5. Using your pizza cutter (or sharp knife), slice your strips. Remove every other strip, and place them to the side to ensure that you have enough long strips, to go across the middle of the pie.
6. Pour your apple pie filling into your baking dish and flatten it out.
7. Start by placing one of your longest strips in middle of your pie, HORIZONTALLY. Follow by adding more strips, horizontally, making sure that you evenly space them out.
8. Next, peel back every other horizontal strip.
9. Place one of your longest pieces VERTICALLY, making sure it’s tucked in nice and tight, next to the peeled back strips.
10. Flatten out your peeled back pieces, up and over your horizontal piece.
11. This time, go back and peel back the horizontal pieces, that you didn’t do previously. (For example, if you peeled back the 1st, 3rd, and 5th strips before, this time you will peel back the 2nd, 4th, and 6th strip.)
12. Add another long strip of pie crust, vertically, tuck it in tightly again, and repeat process.
13. Trim any excess dough as needed, and crimp your dough to create a crust.
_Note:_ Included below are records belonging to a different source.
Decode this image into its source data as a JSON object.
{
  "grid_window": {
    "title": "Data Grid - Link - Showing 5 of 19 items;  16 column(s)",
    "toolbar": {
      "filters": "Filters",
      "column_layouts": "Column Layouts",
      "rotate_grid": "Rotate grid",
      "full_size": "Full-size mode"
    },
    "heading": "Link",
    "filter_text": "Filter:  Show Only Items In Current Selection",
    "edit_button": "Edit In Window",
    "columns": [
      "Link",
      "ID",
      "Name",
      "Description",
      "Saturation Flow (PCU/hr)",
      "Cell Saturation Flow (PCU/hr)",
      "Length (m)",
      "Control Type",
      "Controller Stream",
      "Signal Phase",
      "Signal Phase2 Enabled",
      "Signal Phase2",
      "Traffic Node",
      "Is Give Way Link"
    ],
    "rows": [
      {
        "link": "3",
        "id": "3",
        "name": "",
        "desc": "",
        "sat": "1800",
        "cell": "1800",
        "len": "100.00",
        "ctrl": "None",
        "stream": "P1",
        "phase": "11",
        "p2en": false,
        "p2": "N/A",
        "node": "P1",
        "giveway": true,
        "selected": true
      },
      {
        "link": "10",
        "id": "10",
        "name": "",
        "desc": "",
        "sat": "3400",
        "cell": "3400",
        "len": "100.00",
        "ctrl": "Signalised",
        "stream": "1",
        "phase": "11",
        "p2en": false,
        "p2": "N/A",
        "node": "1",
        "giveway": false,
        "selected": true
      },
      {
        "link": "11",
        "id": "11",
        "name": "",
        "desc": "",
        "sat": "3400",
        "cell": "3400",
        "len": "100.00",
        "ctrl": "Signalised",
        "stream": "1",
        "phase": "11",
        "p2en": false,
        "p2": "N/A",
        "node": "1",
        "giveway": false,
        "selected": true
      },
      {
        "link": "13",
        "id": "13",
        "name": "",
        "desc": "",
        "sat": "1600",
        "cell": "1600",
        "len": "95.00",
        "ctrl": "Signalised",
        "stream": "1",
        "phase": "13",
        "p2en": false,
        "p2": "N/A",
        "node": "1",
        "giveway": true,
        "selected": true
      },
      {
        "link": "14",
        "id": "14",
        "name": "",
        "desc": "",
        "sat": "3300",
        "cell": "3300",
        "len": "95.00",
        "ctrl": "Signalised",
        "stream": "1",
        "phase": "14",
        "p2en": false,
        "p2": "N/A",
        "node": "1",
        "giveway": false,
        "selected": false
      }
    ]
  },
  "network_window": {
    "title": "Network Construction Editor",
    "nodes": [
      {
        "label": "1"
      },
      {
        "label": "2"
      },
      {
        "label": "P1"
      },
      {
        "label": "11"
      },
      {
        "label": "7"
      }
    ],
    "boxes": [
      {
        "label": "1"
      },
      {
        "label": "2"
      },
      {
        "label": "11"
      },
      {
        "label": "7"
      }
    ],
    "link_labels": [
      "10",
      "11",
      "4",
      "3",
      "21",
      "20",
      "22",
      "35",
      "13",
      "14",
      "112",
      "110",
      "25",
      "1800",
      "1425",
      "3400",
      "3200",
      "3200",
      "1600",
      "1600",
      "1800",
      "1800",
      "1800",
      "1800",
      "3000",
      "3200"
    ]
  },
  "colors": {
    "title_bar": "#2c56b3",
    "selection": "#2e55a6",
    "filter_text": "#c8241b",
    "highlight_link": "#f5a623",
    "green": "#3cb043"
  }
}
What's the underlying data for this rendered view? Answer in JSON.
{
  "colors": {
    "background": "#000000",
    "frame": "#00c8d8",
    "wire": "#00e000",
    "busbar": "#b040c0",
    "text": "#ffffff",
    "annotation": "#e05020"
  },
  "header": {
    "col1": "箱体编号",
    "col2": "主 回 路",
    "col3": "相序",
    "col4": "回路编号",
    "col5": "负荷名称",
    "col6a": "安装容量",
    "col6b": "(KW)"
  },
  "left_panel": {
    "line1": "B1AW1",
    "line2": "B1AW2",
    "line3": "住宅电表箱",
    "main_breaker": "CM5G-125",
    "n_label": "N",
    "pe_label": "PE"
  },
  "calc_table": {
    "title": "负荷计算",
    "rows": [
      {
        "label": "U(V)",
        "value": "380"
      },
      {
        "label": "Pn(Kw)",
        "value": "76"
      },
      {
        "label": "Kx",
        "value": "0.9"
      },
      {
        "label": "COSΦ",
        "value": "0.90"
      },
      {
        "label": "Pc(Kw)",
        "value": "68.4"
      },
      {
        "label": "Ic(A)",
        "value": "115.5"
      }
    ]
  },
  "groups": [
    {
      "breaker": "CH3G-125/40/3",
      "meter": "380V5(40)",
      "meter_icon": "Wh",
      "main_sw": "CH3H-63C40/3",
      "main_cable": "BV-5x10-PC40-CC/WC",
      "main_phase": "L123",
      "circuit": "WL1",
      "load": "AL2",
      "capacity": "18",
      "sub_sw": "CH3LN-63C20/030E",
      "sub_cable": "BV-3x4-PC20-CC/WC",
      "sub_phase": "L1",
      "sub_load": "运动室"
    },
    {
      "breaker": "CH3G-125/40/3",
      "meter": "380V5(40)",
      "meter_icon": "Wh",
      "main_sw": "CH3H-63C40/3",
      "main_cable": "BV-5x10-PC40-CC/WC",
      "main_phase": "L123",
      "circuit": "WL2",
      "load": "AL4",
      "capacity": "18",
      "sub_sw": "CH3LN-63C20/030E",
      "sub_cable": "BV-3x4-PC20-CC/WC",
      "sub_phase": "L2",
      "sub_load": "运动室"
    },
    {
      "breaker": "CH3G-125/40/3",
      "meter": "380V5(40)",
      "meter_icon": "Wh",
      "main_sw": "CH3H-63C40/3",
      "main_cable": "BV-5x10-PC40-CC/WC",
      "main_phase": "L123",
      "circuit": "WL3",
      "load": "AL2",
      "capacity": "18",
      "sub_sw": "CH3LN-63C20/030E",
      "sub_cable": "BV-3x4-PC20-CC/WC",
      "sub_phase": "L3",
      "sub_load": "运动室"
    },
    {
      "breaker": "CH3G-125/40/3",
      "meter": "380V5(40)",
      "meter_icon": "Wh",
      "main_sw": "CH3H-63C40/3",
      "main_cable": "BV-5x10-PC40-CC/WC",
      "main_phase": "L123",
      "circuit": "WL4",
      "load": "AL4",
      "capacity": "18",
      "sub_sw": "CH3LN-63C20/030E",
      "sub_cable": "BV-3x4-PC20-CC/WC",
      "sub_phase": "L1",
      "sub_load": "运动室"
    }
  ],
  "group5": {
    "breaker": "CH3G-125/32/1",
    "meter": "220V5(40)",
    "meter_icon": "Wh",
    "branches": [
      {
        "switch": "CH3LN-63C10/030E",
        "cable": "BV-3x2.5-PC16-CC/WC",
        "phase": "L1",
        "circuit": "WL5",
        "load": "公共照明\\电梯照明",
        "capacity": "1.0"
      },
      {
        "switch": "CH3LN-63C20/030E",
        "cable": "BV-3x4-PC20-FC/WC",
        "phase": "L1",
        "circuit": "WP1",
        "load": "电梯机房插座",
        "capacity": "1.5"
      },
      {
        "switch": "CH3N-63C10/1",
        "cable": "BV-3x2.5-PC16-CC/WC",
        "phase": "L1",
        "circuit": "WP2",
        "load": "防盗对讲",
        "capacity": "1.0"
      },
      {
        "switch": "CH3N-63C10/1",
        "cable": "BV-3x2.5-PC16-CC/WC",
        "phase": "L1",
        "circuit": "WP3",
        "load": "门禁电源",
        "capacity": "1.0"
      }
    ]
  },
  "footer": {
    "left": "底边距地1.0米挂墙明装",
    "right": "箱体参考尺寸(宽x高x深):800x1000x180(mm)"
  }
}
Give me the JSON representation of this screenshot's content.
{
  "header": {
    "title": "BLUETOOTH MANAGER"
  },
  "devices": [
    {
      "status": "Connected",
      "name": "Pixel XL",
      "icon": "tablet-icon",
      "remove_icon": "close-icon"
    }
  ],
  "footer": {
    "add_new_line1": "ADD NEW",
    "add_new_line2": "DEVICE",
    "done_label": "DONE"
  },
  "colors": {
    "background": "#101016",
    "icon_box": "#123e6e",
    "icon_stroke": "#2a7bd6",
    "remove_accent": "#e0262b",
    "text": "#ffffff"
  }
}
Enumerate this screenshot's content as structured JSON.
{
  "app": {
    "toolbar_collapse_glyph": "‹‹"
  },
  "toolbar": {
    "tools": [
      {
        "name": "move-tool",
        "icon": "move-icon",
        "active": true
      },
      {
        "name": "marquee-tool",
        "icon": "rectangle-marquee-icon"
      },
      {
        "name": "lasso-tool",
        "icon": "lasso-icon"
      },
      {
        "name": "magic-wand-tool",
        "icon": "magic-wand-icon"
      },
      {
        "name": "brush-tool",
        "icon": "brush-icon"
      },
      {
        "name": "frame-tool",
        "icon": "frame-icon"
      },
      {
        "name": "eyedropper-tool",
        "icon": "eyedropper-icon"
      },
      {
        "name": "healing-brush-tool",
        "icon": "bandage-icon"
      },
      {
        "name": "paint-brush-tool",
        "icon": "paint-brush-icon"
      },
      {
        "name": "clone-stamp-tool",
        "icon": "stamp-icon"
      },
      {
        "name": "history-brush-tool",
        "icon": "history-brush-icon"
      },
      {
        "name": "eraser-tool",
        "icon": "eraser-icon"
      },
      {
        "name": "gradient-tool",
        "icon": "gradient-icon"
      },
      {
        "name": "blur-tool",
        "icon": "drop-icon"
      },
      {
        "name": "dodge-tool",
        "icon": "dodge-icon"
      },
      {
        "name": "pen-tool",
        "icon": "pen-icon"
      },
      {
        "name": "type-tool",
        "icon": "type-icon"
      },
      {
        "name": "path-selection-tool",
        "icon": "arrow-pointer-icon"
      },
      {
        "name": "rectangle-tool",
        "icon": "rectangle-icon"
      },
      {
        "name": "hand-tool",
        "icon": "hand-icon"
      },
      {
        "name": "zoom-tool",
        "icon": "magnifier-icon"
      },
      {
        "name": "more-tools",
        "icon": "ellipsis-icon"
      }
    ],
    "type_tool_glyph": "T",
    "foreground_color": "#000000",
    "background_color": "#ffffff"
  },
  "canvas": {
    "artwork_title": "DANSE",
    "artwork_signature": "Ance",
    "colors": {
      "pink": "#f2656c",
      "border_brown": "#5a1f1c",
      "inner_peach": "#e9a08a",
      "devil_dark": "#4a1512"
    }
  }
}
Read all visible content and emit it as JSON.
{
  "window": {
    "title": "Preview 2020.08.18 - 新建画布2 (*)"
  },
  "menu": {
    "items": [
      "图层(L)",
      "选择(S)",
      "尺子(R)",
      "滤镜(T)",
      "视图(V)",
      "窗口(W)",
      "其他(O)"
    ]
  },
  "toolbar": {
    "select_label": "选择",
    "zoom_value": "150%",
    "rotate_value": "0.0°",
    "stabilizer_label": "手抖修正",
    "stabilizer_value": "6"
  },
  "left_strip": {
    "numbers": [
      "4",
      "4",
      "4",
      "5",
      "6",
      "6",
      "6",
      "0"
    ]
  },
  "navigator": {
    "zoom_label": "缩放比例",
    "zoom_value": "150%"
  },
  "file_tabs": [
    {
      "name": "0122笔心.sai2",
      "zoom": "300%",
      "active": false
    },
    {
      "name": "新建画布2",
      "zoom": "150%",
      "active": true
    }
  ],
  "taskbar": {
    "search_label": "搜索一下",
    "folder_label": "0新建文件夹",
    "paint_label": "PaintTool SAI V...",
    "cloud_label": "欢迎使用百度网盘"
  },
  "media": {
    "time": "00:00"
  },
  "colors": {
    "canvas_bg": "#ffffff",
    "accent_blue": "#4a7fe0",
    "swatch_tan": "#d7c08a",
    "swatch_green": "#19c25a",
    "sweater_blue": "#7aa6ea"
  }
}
Place a baking sheet under your pie to catch any filling that may bubble over during baking.
14. Brush the top of your pie using an egg wash, and lightly foil your crust.
15. Preheat your oven to 400 degrees F and move your oven rack to the lowest rack possible.
16. Bake for 10 minutes, lower to 375 degrees F, and continue to bake for another 45-50 minutes, or until the crust is golden brown and filling is bubbly. REMOVE YOUR FOIL after about 30-35 minutes, or when you see the tops beginning to brown.
17. Let pie cool for at least 2-4 hours to allow the filling to set.